Référence de l’étude publiée : Moseman et al.: "B Cell Maintenance of Subcapsular Sinus Macrophages Protects against a Fatal Viral Infection Independent of Adaptive Immunity."

 

Source: ScienceDaily

 

Cette étude vient surtout démontrer la faiblesse des bases pseudo-scientifiques sous-jacentes à la vaccination puisque les zélateurs de la vaccination et « nos grands experts » ont toujours tout axé sur le rôle disproportionné des sacro-saints anticorps. Cette étude arrive donc bien à propos pour rappeler aux gens qu’ils peuvent encore contracter des infections même quand ils sont vaccinés et qu’ils ont produit les anticorps que les vaccins sont censés leur faire produire. De tels résultats devraient en toute logique amener à plus d’humilité et à une communication enfin honnête, immédiatement diffusée au public, de façon à lui rappeler systématiquement que la vaccination est loin de constituer la protection absolue qu’on a voulu lui faire croire depuis toutes ces années.

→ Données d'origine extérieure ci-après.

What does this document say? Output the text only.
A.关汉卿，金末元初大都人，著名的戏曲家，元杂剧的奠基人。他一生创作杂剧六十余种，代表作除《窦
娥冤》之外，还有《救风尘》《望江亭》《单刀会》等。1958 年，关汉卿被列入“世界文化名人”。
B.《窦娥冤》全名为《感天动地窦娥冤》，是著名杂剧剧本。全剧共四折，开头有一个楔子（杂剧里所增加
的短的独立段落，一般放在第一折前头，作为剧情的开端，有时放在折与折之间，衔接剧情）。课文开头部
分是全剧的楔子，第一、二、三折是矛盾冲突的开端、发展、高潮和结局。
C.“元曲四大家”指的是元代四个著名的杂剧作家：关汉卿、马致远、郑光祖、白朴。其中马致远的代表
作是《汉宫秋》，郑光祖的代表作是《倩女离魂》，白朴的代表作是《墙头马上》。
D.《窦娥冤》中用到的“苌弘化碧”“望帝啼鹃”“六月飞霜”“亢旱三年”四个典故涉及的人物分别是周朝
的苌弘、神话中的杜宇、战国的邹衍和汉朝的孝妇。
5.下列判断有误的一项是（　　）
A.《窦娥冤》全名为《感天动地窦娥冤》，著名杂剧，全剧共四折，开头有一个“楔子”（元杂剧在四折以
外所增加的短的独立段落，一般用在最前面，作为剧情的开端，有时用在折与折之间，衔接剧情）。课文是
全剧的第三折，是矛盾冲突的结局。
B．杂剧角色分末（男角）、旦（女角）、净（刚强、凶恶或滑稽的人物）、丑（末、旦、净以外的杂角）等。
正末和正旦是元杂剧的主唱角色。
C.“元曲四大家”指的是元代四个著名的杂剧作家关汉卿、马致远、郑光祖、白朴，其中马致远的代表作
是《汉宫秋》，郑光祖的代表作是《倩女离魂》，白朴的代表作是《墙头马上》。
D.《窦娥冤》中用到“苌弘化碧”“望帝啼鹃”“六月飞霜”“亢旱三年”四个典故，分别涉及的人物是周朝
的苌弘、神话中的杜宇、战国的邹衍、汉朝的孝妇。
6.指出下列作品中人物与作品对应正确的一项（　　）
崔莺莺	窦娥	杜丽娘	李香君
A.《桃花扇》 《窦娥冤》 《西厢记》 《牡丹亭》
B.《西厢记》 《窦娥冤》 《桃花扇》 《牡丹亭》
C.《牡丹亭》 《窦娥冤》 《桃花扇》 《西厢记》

Ainsi, la vaccination pandémique qui aurait très bien pu être rendue obligatoire contre le virus bénin H1N1 n’aurait cependant nullement constitué une arme nécessaire ou même légitime, au regard de ce genre de découvertes.

 Une fois encore, la remarquable complexité du corps humain sera donc venue remettre à leur place les scientifiques simplistes et arrogants, tels que ceux qui promeuvent à tous vents les vaccins intouchables.